OTHER DIAGNOSTIC TESTS
Bone marrow biopsy and aspirate: send for morphologic examination, cytochemical staining, immunophenotyping, and cytogenetic (chromosome) analysis. At diagnosis the marrow is typically hypercellular, with normal erythropoiesis being replaced by leukemic blasts. To be diagnosed with AML, there needs to be more than 20% blasts.
For patients presenting with CNS signs, a diagnostic lumbar puncture should be performed. CNS involvement is common with AML M4 and M5 subtypes.


PRESENTATION OF ACUTE LYMPHOBLASTIC LEUKEMIA(ALL)
GENERAL
Typically a 1- to 3-month history of vague symptoms such as tiredness, lack of exercise tolerance, chest pain, and “feeling unwell,” but in no obvious distress.
SYMPTOMS
The patient may report weight loss, malaise, fatigue, and palpitations and dyspnea on exertion. They may also present with fever, chills, and rigors suggestive of infection; bruising (excessive vaginal bleeding, epistaxis, ecchymoses, and petechiae); bone pain; seizures, headache, and diplopia.
SIGNS
Temperaure may be elevated due to low neutrophil count; petechiae; splenomegaly, hepatomegaly, and lymphadenopathy.
LABORATORY TESTS
Complete blood cell count (with differential). Anemia is usually present and is normochromic and normocytic (without
a compensatory increase in reticulocytes). Thrombocytopenia (severe, less than 50,000/mm3 platelets) is present in approximately 50% of cases. Leukopenia/leukocytosis: approximately 20% patients will present with an elevated white blood cell (WBC) count, 20% with a low WBC count, and the rest with normal counts. Even patients with elevated counts can be considered functionally neutropenic. Uric acid is elevated in 50% of patients due to rapid
cellular turnover (more common in patients presenting with elevated WBC counts). Electrolytes: potassium and phosphate are usually elevated.
OTHER DIAGNOSTIC TESTS
Bone marrow biopsy and aspirate: send for morphologic examination, cytochemical staining, immunophenotyping, and cytogenetic (chromosome) analysis. CNS involvement is common in all ALL patients, and
is a common cause of relapse. All patients should have a screening lumbar puncture performed.

CHRONIC LEUKEMIA
Chronic leukemia includes at least four disease types: chronic myelogenous leukemia (CML), chronic lymphocytic leukemia (CLL), prolymphocytic leukemia, and hairy cell leukemia. It differs from acute leukemia in that its clinical course is indolent. Most patients with chronic leukemia survive for several years after their initial diagnosis, even without treatment.

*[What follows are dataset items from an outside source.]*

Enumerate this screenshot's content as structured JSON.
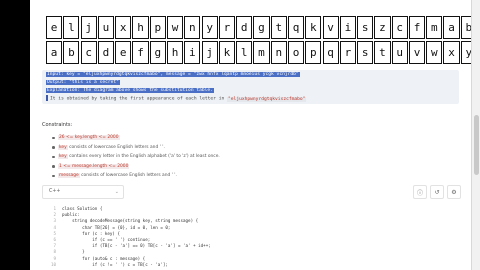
{
  "cipher_table": {
    "row_top": [
      "e",
      "l",
      "j",
      "u",
      "x",
      "h",
      "p",
      "w",
      "n",
      "y",
      "r",
      "d",
      "g",
      "t",
      "q",
      "k",
      "v",
      "i",
      "s",
      "z",
      "c",
      "f",
      "m",
      "a",
      "b",
      "o"
    ],
    "row_bottom": [
      "a",
      "b",
      "c",
      "d",
      "e",
      "f",
      "g",
      "h",
      "i",
      "j",
      "k",
      "l",
      "m",
      "n",
      "o",
      "p",
      "q",
      "r",
      "s",
      "t",
      "u",
      "v",
      "w",
      "x",
      "y",
      "z"
    ]
  },
  "example": {
    "input_line": "Input: key = \"eljuxhpwnyrdgtqkviszcfmabo\", message = \"zwx hnfx lqantp mnoeius ycgk vcnjrdb\"",
    "output_line": "Output: \"this is a secret\"",
    "explanation_line": "Explanation: The diagram above shows the substitution table.",
    "detail_prefix": "It is obtained by taking the first appearance of each letter in ",
    "detail_code": "\"eljuxhpwnyrdgtqkviszcfmabo\""
  },
  "constraints": {
    "title": "Constraints:",
    "items": [
      {
        "code": "26 <= key.length <= 2000",
        "text": ""
      },
      {
        "code": "key",
        "text": " consists of lowercase English letters and ' '."
      },
      {
        "code": "key",
        "text": " contains every letter in the English alphabet ('a' to 'z') at least once."
      },
      {
        "code": "1 <= message.length <= 2000",
        "text": ""
      },
      {
        "code": "message",
        "text": " consists of lowercase English letters and ' '."
      }
    ]
  },
  "editor": {
    "language": "C++",
    "tools": [
      "info-icon",
      "reset-icon",
      "settings-icon"
    ]
  },
  "code": [
    {
      "n": "1",
      "text": "class Solution {"
    },
    {
      "n": "2",
      "text": "public:"
    },
    {
      "n": "3",
      "text": "    string decodeMessage(string key, string message) {"
    },
    {
      "n": "4",
      "text": "        char TB[26] = {0}, id = 0, len = 0;"
    },
    {
      "n": "5",
      "text": "        for (c : key) {"
    },
    {
      "n": "6",
      "text": "            if (c == ' ') continue;"
    },
    {
      "n": "7",
      "text": "            if (TB[c - 'a'] == 0) TB[c - 'a'] = 'a' + id++;"
    },
    {
      "n": "8",
      "text": "        }"
    },
    {
      "n": "9",
      "text": "        for (auto& c : message) {"
    },
    {
      "n": "10",
      "text": "            if (c != ' ') c = TB[c - 'a'];"
    }
  ]
}
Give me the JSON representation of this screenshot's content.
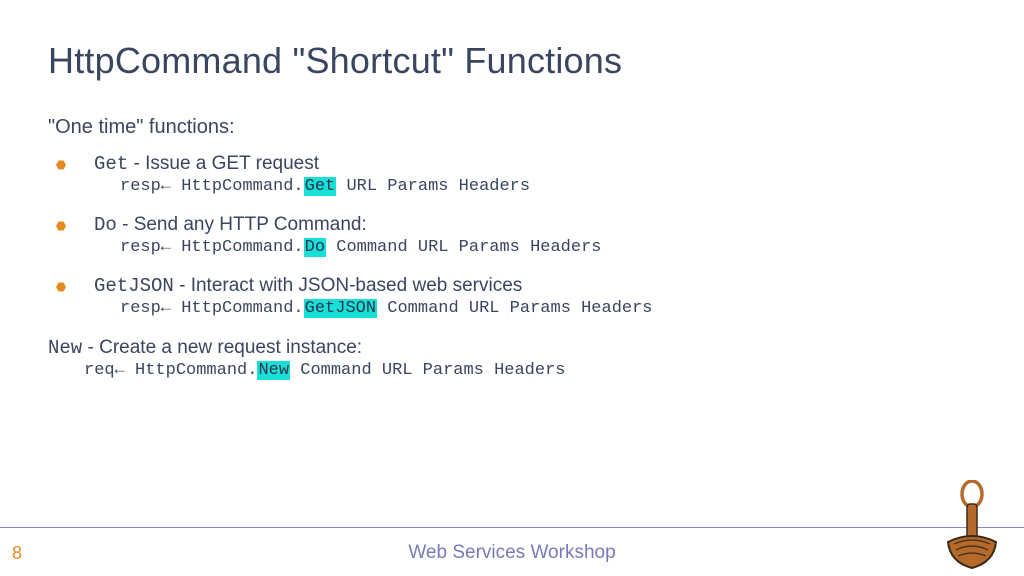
{
  "title": "HttpCommand \"Shortcut\" Functions",
  "sectionLabel": "\"One time\" functions:",
  "items": [
    {
      "name": "Get",
      "desc": " - Issue a GET request",
      "codePre": "resp← HttpCommand.",
      "codeHl": "Get",
      "codePost": " URL Params Headers"
    },
    {
      "name": "Do",
      "desc": " - Send any HTTP Command:",
      "codePre": "resp← HttpCommand.",
      "codeHl": "Do",
      "codePost": " Command URL Params Headers"
    },
    {
      "name": "GetJSON",
      "desc": " - Interact with JSON-based web services",
      "codePre": "resp← HttpCommand.",
      "codeHl": "GetJSON",
      "codePost": " Command URL Params Headers"
    }
  ],
  "newBlock": {
    "name": "New",
    "desc": " - Create a new request instance:",
    "codePre": "req← HttpCommand.",
    "codeHl": "New",
    "codePost": " Command URL Params Headers"
  },
  "footer": {
    "page": "8",
    "title": "Web Services Workshop"
  }
}
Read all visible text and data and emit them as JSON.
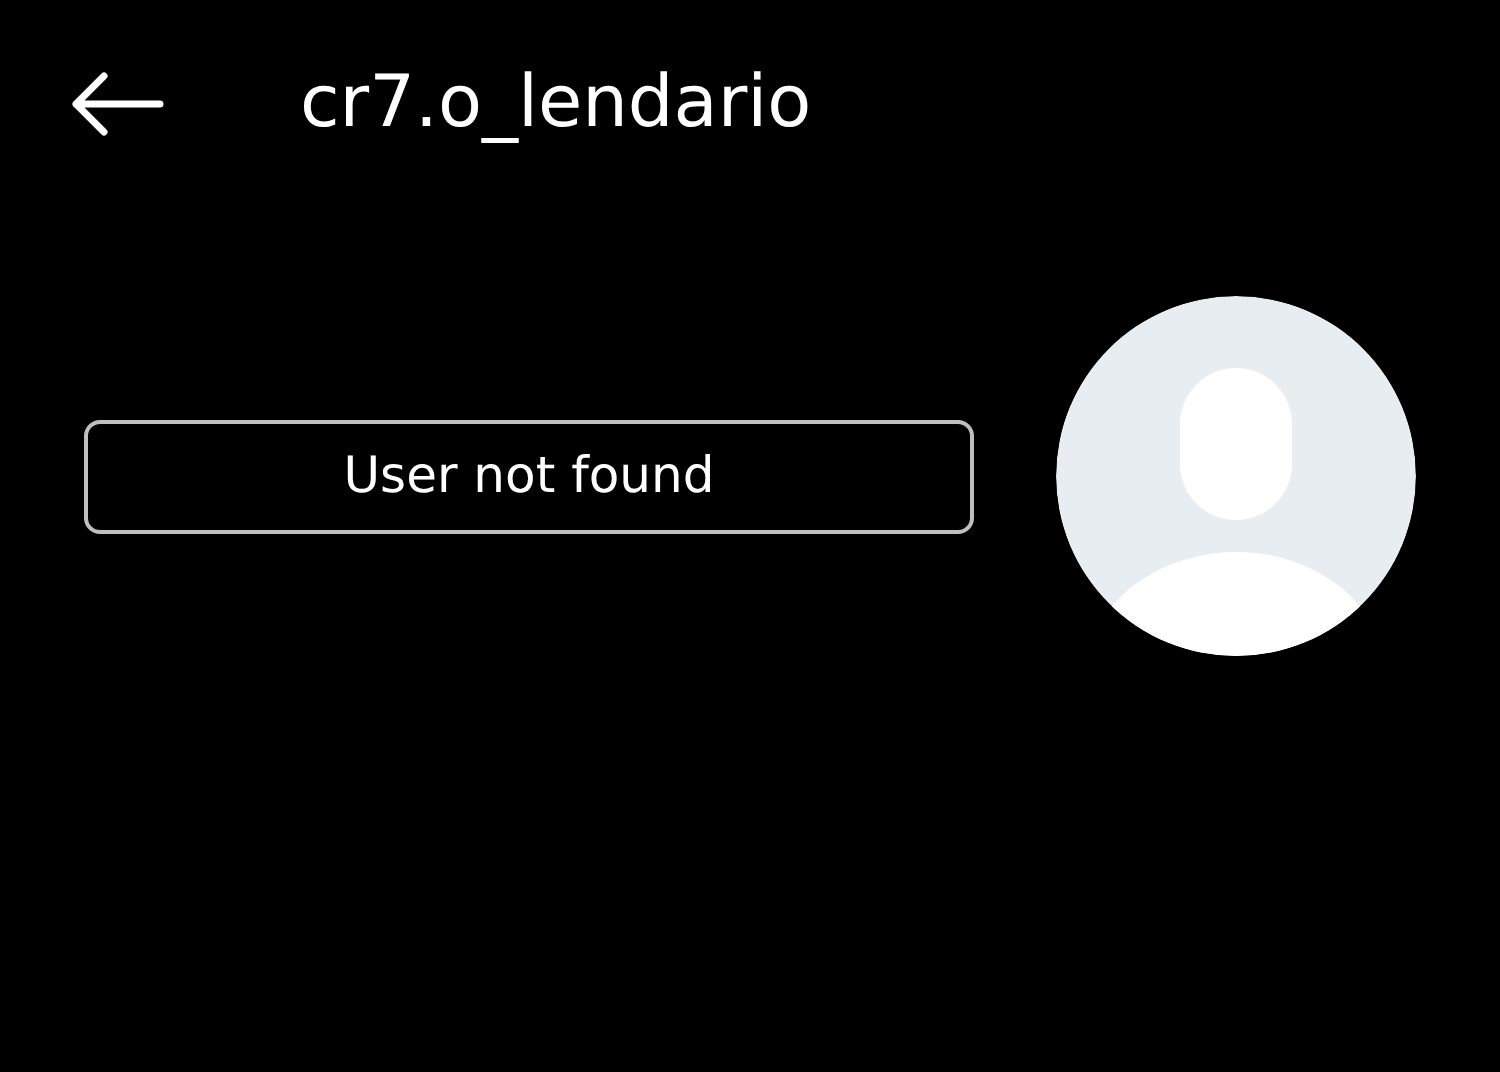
{
  "header": {
    "title": "cr7.o_lendario"
  },
  "profile": {
    "status_button": "User not found"
  }
}
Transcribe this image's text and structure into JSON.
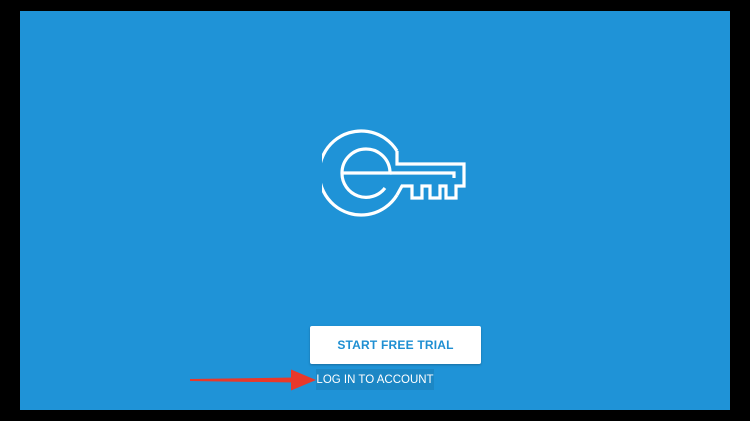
{
  "app": {
    "logo_icon": "key-icon",
    "background_color": "#1f93d7",
    "accent_color": "#1f8fd2"
  },
  "buttons": {
    "start_trial_label": "START FREE TRIAL",
    "login_label": "LOG IN TO ACCOUNT"
  },
  "annotation": {
    "arrow_icon": "red-arrow-icon",
    "arrow_color": "#e8392b"
  }
}
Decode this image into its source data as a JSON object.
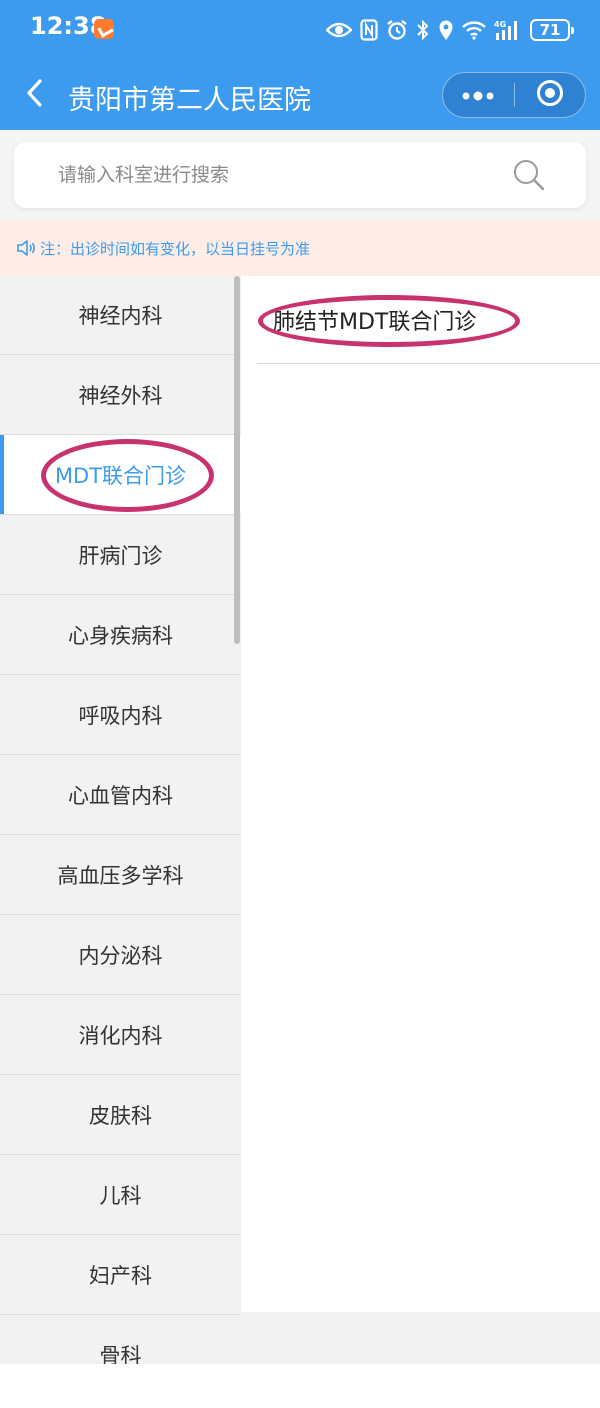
{
  "status_bar": {
    "time": "12:38",
    "battery": "71",
    "icons": [
      "eye-icon",
      "nfc-icon",
      "alarm-icon",
      "bluetooth-icon",
      "location-icon",
      "wifi-icon",
      "signal-4g-icon",
      "battery-icon"
    ]
  },
  "nav": {
    "title": "贵阳市第二人民医院",
    "back_icon": "chevron-left-icon",
    "capsule_icons": [
      "more-dots-icon",
      "close-circle-icon"
    ]
  },
  "search": {
    "placeholder": "请输入科室进行搜索",
    "icon": "search-icon"
  },
  "notice": {
    "icon": "speaker-icon",
    "text": "注：出诊时间如有变化，以当日挂号为准"
  },
  "departments": {
    "items": [
      {
        "label": "神经内科"
      },
      {
        "label": "神经外科"
      },
      {
        "label": "MDT联合门诊"
      },
      {
        "label": "肝病门诊"
      },
      {
        "label": "心身疾病科"
      },
      {
        "label": "呼吸内科"
      },
      {
        "label": "心血管内科"
      },
      {
        "label": "高血压多学科"
      },
      {
        "label": "内分泌科"
      },
      {
        "label": "消化内科"
      },
      {
        "label": "皮肤科"
      },
      {
        "label": "儿科"
      },
      {
        "label": "妇产科"
      },
      {
        "label": "骨科"
      }
    ],
    "selected": "MDT联合门诊"
  },
  "clinics": {
    "items": [
      {
        "label": "肺结节MDT联合门诊"
      }
    ]
  },
  "colors": {
    "header": "#3d9bef",
    "accent": "#3d9bef",
    "notice_bg": "#fdede6",
    "annotation": "#c8336e",
    "list_bg": "#f2f2f2"
  }
}
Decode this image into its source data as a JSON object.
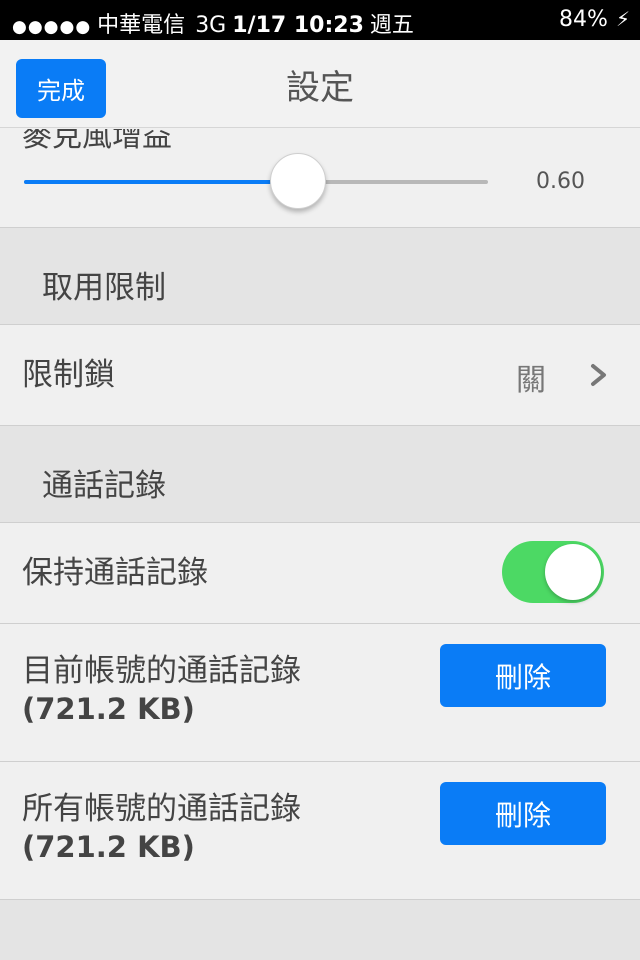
{
  "status_bar": {
    "signal": "●●●●●",
    "carrier": "中華電信",
    "network": "3G",
    "datetime": "1/17 10:23",
    "weekday": "週五",
    "battery": "84%"
  },
  "nav": {
    "done_label": "完成",
    "title": "設定"
  },
  "mic_gain": {
    "label": "麥克風增益",
    "value_text": "0.60",
    "fill_fraction": 0.59
  },
  "restrictions": {
    "header": "取用限制",
    "lock_label": "限制鎖",
    "lock_value": "關"
  },
  "call_log": {
    "header": "通話記錄",
    "keep_label": "保持通話記錄",
    "keep_enabled": true,
    "current_account_label": "目前帳號的通話記錄",
    "current_account_size": "(721.2 KB)",
    "current_account_delete": "刪除",
    "all_accounts_label": "所有帳號的通話記錄",
    "all_accounts_size": "(721.2 KB)",
    "all_accounts_delete": "刪除"
  },
  "colors": {
    "accent": "#0a7cf6",
    "toggle_on": "#4cd964",
    "status_bar": "#000000"
  }
}
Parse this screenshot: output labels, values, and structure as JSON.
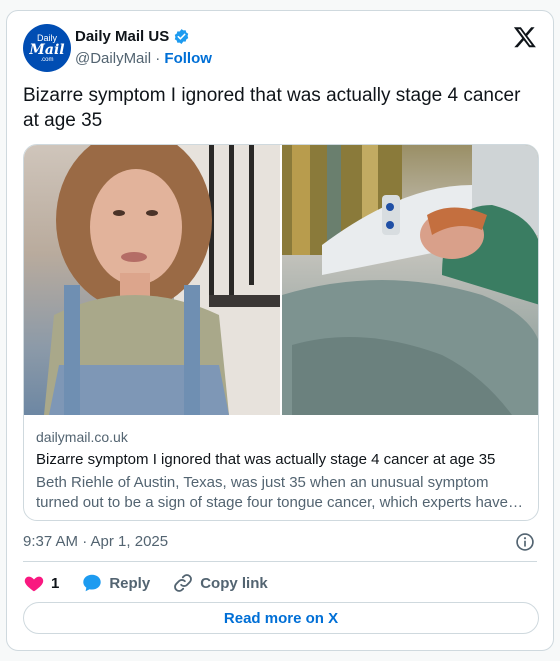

CHRONIC MYLOGENOUS LEUKEMEIA:-
CML is one of a group of hematologic cancers known as myeloproliferative disorders and results from the malignant transformation of a pluripotent stem cell. This malignant transformation leads to the clonal proliferation and accumulation of both progenitor and mature myeloid cells.The clinical course of CML has three phases: it begins with an indolent chronic phase in which signs and symptoms can be controlled with well-tolerated low-intensity chemotherapy; next is a transition phase known as the accelerated phase, in which low-intensity chemotherapy no longer controls the white blood cell (WBC) count; and, finally, there is a terminal phase, also known as a blast crisis, which is similar to acute leukemia and leads to rapid clinical deterioration and death of the patient.